Так Бучила и мечтал бы о всяких морях, потихонечку сходя от скуки с ума. Но, как говорится, не было бы счастья, да несчастье помогло. В очередной праздный и прекрасно-ужасающий своей бесполезностью день примчался мальчишка-гонец из села и, захлебываясь, разразился сбивчивой речью, из которой Рух понял немногое: «Хорицкое болото», «там», «кровища», «Заступа», «убивство» и «срочно». Ну срочно так срочно. На Хорицкую топь Рух чутка пьяный и в меру веселенький прибыл до темноты.

– Опознали? – Бучила, по-собачьи наклоняя голову, с интересом рассматривал изувеченный труп. Мужик в коротком полушубке принял лютую смерть. Удар пришелся в спину, выломав ребра вместе с хребтом, в рваной ране колом встали замерзшие легкие. Пустые остекленевшие глаза уставились в небеса.

– Опознали, – хмуро подтвердил Фрол Якунин, сельский пристав и, как ни странно для представителя власти, хороший, в общем-то, человек. – Нашенский он, Прокл Куницын, тридцати шести лет, из крестьян.

– В лесу чего делал? Гулял?

– С соседом и бабами за клюквой пришел. Мужики охраной. Мишка, покажь. – Фрол повелительно махнул рукой. Сбоку подскочил тощий остроносый парень в плохо подогнанном полицейском мундире. Один из двух Фроловых подручных. Второй, неуклюжий, похожий на облысевшего медведя-шатуна, Кирька Соломин, переминался с ноги на ногу чуть в стороне. Оба жандарма звезд с неба не хватали, но Фролу выбирать и не приходилось. Мишка, отчего-то очень стесняясь, показал Руху грубо смастряченный арбалет. Ясно, обычная практика в Новгородской земле. Без оружия из села ни ногой. Простое правило, а писано кровью.

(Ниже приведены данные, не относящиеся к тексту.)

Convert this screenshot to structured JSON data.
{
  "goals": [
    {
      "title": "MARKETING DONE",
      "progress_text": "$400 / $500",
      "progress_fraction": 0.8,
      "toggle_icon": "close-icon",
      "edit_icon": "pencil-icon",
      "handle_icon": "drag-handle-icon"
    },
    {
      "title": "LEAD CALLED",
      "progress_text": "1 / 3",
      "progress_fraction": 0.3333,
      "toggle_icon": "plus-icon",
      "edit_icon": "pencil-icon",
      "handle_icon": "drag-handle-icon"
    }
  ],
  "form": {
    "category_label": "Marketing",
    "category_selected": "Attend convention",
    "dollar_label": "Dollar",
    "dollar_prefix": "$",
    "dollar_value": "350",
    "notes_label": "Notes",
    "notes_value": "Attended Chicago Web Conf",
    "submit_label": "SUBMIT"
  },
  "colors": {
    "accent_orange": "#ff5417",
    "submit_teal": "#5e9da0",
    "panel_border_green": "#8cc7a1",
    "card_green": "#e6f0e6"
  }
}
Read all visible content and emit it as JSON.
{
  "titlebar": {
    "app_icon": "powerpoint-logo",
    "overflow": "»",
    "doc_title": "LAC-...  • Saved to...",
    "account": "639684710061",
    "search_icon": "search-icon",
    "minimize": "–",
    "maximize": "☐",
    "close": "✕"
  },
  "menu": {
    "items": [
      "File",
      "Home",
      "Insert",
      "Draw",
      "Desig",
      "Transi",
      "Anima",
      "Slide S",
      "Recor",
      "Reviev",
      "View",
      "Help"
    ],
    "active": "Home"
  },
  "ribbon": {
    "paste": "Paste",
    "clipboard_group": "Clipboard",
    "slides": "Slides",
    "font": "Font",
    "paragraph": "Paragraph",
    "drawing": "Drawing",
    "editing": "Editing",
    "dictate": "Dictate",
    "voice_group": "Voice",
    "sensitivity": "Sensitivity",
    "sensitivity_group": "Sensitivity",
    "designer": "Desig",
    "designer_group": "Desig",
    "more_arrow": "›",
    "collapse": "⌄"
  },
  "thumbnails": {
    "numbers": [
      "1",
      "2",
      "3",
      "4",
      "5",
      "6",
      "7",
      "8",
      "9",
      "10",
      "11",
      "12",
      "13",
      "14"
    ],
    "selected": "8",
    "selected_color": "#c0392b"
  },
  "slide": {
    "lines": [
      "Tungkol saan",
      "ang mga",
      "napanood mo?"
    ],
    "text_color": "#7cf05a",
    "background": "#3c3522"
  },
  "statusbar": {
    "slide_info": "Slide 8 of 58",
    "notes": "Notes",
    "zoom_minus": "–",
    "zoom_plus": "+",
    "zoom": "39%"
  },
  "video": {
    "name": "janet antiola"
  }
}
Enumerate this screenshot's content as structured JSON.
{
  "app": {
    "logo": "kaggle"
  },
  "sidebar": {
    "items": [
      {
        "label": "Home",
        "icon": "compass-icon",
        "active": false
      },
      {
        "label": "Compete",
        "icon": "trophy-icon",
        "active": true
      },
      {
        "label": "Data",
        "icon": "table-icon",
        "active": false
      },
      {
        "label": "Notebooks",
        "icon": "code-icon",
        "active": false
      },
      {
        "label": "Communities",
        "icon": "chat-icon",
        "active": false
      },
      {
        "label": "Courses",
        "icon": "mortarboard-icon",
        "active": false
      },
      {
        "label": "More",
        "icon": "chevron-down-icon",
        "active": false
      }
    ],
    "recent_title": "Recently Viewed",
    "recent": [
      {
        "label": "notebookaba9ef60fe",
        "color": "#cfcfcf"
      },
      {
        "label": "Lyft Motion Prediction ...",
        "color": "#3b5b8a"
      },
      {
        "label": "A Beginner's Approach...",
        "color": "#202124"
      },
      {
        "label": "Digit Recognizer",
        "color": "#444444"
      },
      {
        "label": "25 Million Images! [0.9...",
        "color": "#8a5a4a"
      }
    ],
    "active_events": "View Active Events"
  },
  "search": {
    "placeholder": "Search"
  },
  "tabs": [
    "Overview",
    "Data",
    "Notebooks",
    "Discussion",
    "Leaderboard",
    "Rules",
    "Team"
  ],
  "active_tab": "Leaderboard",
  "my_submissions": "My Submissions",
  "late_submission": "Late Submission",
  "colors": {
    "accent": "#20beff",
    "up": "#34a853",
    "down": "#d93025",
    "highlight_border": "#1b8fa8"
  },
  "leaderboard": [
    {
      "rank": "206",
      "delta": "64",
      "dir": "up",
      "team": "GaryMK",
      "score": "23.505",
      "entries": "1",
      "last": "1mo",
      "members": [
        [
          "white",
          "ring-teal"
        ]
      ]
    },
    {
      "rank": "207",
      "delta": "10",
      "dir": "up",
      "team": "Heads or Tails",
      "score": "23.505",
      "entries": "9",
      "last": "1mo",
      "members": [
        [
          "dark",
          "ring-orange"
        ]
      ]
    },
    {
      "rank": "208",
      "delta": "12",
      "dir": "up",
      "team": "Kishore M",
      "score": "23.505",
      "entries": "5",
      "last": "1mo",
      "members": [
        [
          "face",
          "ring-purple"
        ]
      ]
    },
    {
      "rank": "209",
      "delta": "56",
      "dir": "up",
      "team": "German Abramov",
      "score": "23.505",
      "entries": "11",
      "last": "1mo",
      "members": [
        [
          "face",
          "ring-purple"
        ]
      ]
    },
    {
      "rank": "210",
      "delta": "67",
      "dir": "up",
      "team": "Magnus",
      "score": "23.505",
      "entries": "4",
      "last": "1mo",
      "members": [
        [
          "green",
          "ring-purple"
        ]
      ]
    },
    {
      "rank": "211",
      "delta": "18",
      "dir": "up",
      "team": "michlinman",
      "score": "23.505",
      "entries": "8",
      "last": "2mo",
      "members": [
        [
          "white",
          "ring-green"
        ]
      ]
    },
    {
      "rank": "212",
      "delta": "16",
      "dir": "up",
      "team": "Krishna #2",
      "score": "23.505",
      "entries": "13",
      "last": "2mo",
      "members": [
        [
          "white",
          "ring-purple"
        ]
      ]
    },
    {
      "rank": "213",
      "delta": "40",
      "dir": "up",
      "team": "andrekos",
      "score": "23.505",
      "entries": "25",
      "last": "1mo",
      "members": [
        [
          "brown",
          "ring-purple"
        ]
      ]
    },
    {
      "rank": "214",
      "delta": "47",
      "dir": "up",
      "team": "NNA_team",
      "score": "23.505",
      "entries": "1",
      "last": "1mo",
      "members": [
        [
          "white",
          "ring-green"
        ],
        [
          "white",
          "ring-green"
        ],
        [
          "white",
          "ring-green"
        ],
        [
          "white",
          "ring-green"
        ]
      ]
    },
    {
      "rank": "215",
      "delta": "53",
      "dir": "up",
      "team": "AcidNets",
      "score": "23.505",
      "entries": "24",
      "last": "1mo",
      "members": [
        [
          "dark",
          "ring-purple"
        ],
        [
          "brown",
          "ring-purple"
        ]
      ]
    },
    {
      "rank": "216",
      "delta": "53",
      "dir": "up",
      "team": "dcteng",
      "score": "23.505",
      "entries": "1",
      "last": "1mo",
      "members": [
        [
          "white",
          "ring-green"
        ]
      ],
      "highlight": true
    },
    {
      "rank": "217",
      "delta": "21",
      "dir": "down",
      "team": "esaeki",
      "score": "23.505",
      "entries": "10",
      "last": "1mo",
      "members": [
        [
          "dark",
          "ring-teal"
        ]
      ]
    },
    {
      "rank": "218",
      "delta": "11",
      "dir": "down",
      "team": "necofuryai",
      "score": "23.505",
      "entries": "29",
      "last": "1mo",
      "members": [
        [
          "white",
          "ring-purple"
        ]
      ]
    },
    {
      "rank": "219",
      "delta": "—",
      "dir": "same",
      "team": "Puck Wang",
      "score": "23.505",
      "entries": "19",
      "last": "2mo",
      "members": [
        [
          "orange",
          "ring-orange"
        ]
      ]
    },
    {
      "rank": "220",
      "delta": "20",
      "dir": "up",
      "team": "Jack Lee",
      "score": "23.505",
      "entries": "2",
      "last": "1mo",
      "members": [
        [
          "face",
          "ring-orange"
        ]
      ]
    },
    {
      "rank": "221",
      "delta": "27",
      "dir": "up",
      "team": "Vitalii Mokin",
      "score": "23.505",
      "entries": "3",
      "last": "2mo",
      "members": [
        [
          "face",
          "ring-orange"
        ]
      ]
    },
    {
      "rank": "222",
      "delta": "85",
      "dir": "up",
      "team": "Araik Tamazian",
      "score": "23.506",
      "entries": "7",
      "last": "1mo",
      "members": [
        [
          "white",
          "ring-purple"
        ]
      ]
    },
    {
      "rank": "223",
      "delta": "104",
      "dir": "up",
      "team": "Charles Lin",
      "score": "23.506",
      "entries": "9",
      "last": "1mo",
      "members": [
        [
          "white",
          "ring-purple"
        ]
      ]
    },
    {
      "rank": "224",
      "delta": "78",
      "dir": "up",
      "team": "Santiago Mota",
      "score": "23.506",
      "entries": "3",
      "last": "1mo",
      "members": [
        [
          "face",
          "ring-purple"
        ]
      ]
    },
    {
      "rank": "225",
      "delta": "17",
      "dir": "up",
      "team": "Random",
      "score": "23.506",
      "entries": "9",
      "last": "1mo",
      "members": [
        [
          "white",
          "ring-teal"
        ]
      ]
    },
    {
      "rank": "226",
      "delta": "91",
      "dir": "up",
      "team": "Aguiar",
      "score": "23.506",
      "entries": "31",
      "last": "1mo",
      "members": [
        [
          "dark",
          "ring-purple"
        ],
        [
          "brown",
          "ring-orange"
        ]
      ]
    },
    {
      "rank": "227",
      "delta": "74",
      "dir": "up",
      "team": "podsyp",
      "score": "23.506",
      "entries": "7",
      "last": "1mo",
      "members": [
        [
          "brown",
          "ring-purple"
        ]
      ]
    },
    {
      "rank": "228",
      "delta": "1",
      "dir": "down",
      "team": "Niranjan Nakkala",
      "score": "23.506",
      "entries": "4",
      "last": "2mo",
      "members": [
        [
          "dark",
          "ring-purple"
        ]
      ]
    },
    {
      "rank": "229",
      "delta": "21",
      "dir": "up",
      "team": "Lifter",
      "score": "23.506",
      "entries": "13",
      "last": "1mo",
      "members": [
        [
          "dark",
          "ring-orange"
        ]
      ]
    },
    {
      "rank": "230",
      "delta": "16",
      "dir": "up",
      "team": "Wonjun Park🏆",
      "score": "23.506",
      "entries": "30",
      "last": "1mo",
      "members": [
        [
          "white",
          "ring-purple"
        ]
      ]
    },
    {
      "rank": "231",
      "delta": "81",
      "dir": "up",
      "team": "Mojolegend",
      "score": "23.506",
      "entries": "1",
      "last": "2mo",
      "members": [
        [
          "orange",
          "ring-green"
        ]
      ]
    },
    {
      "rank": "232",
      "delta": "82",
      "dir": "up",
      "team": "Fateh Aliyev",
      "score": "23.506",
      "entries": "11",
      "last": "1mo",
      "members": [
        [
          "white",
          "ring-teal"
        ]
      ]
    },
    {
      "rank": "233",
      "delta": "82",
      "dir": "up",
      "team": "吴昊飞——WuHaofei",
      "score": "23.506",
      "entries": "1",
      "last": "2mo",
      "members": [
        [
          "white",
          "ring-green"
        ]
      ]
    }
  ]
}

Тут, правда, оружие вовсе не помогло.

– Всемером пошли: три бабы, две девчонки и два мужика, – Фрол продолжил доклад, важно тыкая пальцем в выложенные рядком тела. – Итого четыре мертвяка, двое живых.

– Живых? – навострил ухо Бучила.

– Мужик второй спасся, Силантий Дымов, и баба одна, Софья Торопка, оба сейчас в жандармерии сидят, напуганы до смерти, херню разную несут, толку никакого от них.

– Хоть какие-то добрые новости от тебя. – Рух строго глянул на Фрола. – Почему тела в кучу стащили? Ведь не здесь они померли и простынями накрылись?

– Мишка с Кирькой в одно место снесли, – понурился пристав. – Они тут первые были.

– А я тебя предупреждал, – добавил голосу суровости Рух. – Будут мертвецы – без меня пальцем не трогать. Всю картину поломали остолопы твои.

– Говорил я, а толку? – отмахнулся Фрол.

– А мы чего? – Мишка шмыгнул простуженным носом и зачастил: – Они лежат, ужас чего, ну и мы… ну и того. Не по-христиански так-то лежать…

– Ты, Мишка, к соседке ходишь блудить при живой жене, то доподлинно знаю, – уличил Рух. – То по-христиански, видать?

Мишка не нашелся с ответом и обиженно засопел.

«Сукины дети, наворотили делов», – подумал Рух, подхватил еловую шишку и показал жандармам.

– Видали? Знаете, чем хороша? Ее если в задницу запихать, обратно не вынешь уже. Намек ясен?

И, не дожидаясь ответа, заглянул под ближайшую простыню. В горле запершило.

– Матрена Иванова, девяти лет, – проскрипел Фрол. Битая оспой щека пристава нервно задергалась.

Бучила опустил невесомую ткань. Ребенка разорвали в куски. Он пересчитал тела и нахмурился.

– Пошли всемером, двое спаслись, здесь четверо лежат. Где еще один?

– И правда, где? – Фрол повернулся к своим молодцам.